Baca Juga: Wali Kota Bandung Siapkan Langkah Antisipasi Cuaca Ekstrem
Direktur Utama PT Blue Bird Tbk, Andre Djokosoetono, menegaskan bahwa pencapaian ini membuktikan konsistensi perusahaan dalam melakukan investasi strategis.
“Capaian ini mencerminkan keberhasilan kami dalam meremajakan armada, meningkatkan kesiapan layanan, serta mengembangkan kapabilitas digital secara berkelanjutan,” ujar Andre, Senin (30/3/2026).
Ekspansi Armada dan Transformasi Digital
Sepanjang tahun 2025, Bluebird menambah sekitar 1.800 unit armada baru, sehingga kini mengoperasikan total lebih dari 26.000 unit kendaraan, termasuk armada listrik. Perusahaan juga memperluas jangkauan operasional dengan menambah jumlah pool menjadi 58 lokasi dan pangkalan di lebih dari 1.300 titik strategis.
Sektor digital menjadi motor utama pertumbuhan perusahaan. Aplikasi MyBluebird mencatat lonjakan pengguna lebih dari 30 persen, dengan kontribusi transaksi mencapai 40 persen dari total pemesanan. Selain itu, fitur Fixed Price (tarif pasti) juga mengalami kenaikan penggunaan hingga dua kali lipat, menunjukkan tingginya minat pelanggan terhadap kepastian harga.
Komitmen ESG dan Program Sosial
Bluebird terus memperkuat prinsip Environmental, Social, and Governance (ESG) dengan menambah armada kendaraan listrik untuk layanan Bluebird dan Goldenbird di Jakarta, Surabaya, Bandung, dan Medan. Konsistensi ini membuat Bluebird tetap bertahan dalam indeks bergengsi ESGQ 45 IDX KEHATI.
Selain fokus pada bisnis, perusahaan juga menjalankan misi sosial melalui program Kartini Bluebird. Kemudian beasiswa Bluebird Peduli, hingga program umrah bagi mitra pengemudi. Inisiatif sosial ini telah menjangkau lebih dari 70.000 penerima manfaat di seluruh Indonesia.
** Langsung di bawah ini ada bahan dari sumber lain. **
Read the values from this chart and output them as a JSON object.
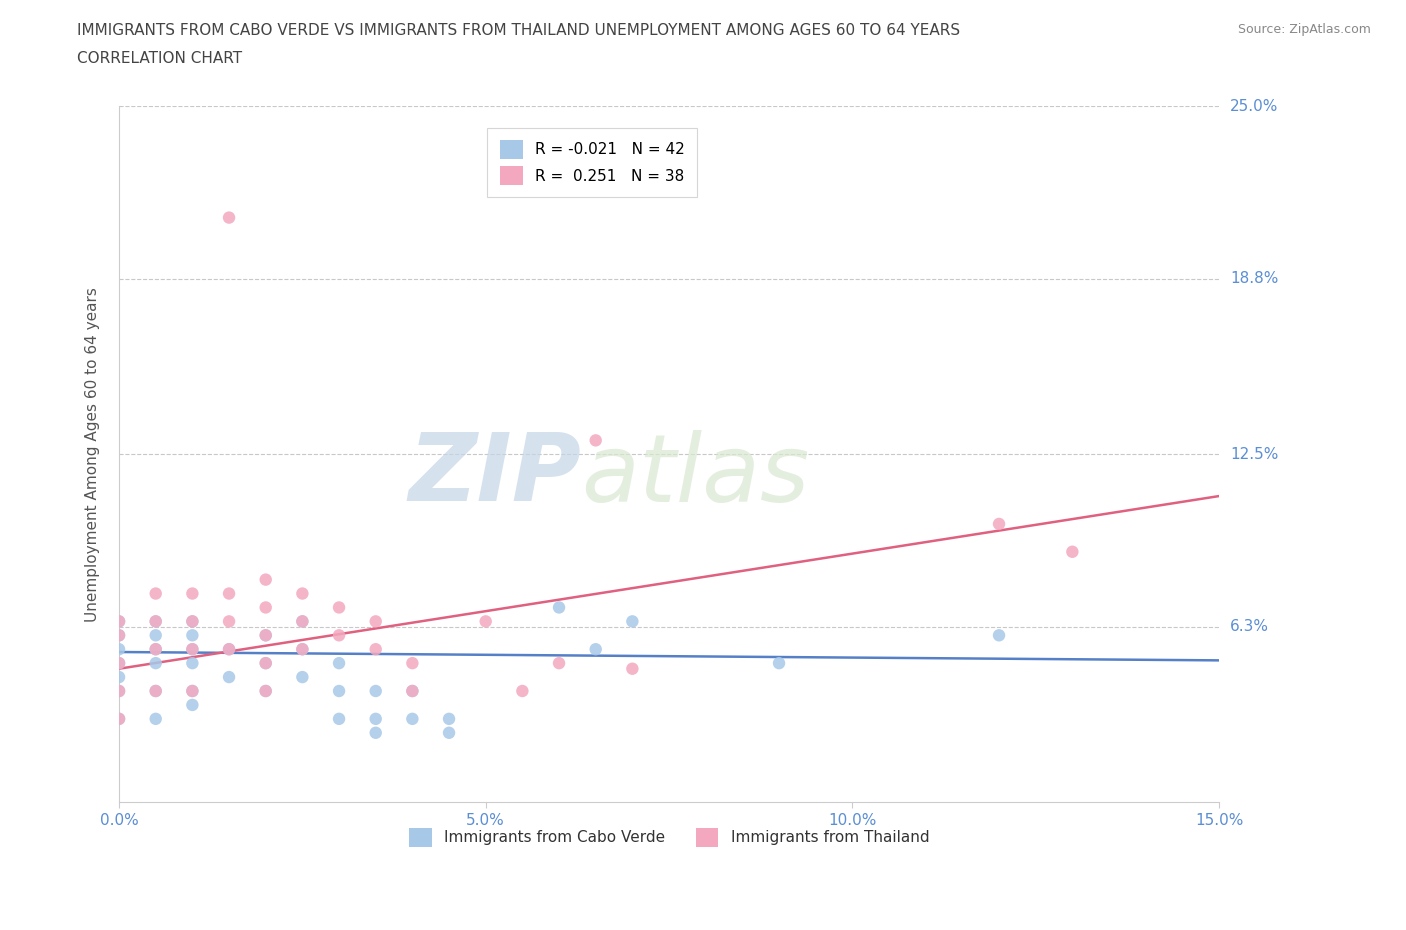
{
  "title_line1": "IMMIGRANTS FROM CABO VERDE VS IMMIGRANTS FROM THAILAND UNEMPLOYMENT AMONG AGES 60 TO 64 YEARS",
  "title_line2": "CORRELATION CHART",
  "source": "Source: ZipAtlas.com",
  "ylabel": "Unemployment Among Ages 60 to 64 years",
  "xlim": [
    0.0,
    0.15
  ],
  "ylim": [
    0.0,
    0.25
  ],
  "xticks": [
    0.0,
    0.05,
    0.1,
    0.15
  ],
  "xtick_labels": [
    "0.0%",
    "5.0%",
    "10.0%",
    "15.0%"
  ],
  "yticks": [
    0.0,
    0.063,
    0.125,
    0.188,
    0.25
  ],
  "ytick_labels": [
    "",
    "6.3%",
    "12.5%",
    "18.8%",
    "25.0%"
  ],
  "grid_color": "#c8c8c8",
  "background_color": "#ffffff",
  "cabo_verde_color": "#a8c8e8",
  "thailand_color": "#f4a8c0",
  "cabo_verde_line_color": "#5580c8",
  "thailand_line_color": "#e06080",
  "cabo_verde_label": "Immigrants from Cabo Verde",
  "thailand_label": "Immigrants from Thailand",
  "cabo_verde_R": -0.021,
  "cabo_verde_N": 42,
  "thailand_R": 0.251,
  "thailand_N": 38,
  "cabo_verde_x": [
    0.0,
    0.0,
    0.0,
    0.0,
    0.0,
    0.0,
    0.0,
    0.005,
    0.005,
    0.005,
    0.005,
    0.005,
    0.005,
    0.01,
    0.01,
    0.01,
    0.01,
    0.01,
    0.01,
    0.015,
    0.015,
    0.02,
    0.02,
    0.02,
    0.025,
    0.025,
    0.025,
    0.03,
    0.03,
    0.03,
    0.035,
    0.035,
    0.035,
    0.04,
    0.04,
    0.045,
    0.045,
    0.06,
    0.065,
    0.07,
    0.09,
    0.12
  ],
  "cabo_verde_y": [
    0.03,
    0.04,
    0.045,
    0.05,
    0.055,
    0.06,
    0.065,
    0.03,
    0.04,
    0.05,
    0.055,
    0.06,
    0.065,
    0.035,
    0.04,
    0.05,
    0.055,
    0.06,
    0.065,
    0.045,
    0.055,
    0.04,
    0.05,
    0.06,
    0.045,
    0.055,
    0.065,
    0.03,
    0.04,
    0.05,
    0.025,
    0.03,
    0.04,
    0.03,
    0.04,
    0.025,
    0.03,
    0.07,
    0.055,
    0.065,
    0.05,
    0.06
  ],
  "thailand_x": [
    0.0,
    0.0,
    0.0,
    0.0,
    0.0,
    0.005,
    0.005,
    0.005,
    0.005,
    0.01,
    0.01,
    0.01,
    0.01,
    0.015,
    0.015,
    0.015,
    0.015,
    0.02,
    0.02,
    0.02,
    0.02,
    0.02,
    0.025,
    0.025,
    0.025,
    0.03,
    0.03,
    0.035,
    0.035,
    0.04,
    0.04,
    0.05,
    0.055,
    0.06,
    0.065,
    0.07,
    0.12,
    0.13
  ],
  "thailand_y": [
    0.03,
    0.04,
    0.05,
    0.06,
    0.065,
    0.04,
    0.055,
    0.065,
    0.075,
    0.04,
    0.055,
    0.065,
    0.075,
    0.055,
    0.065,
    0.075,
    0.21,
    0.04,
    0.05,
    0.06,
    0.07,
    0.08,
    0.055,
    0.065,
    0.075,
    0.06,
    0.07,
    0.055,
    0.065,
    0.04,
    0.05,
    0.065,
    0.04,
    0.05,
    0.13,
    0.048,
    0.1,
    0.09
  ],
  "watermark_zip": "ZIP",
  "watermark_atlas": "atlas",
  "title_color": "#444444",
  "axis_label_color": "#555555",
  "tick_label_color": "#5b8ed4"
}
Strategi 2026: Gerak Cepat, Layan Tepat, Tumbuh Pesat
Memasuki tahun 2026, Bluebird menetapkan strategi “Gerak Cepat, Layan Tepat, Tumbuh Pesat” untuk merespons dinamika industri yang dinamis. Perseroan akan memfokuskan ekspansi ke kota-kota strategis dan mengembangkan model layanan yang lebih fleksibel sesuai karakter wilayah.
“Kami akan terus mendorong pertumbuhan berkelanjutan melalui kualitas layanan dan solusi yang relevan bagi masyarakat. Kami optimistis tetap menjadi pilihan utama mobilitas di tanah air,” pungkas Andre.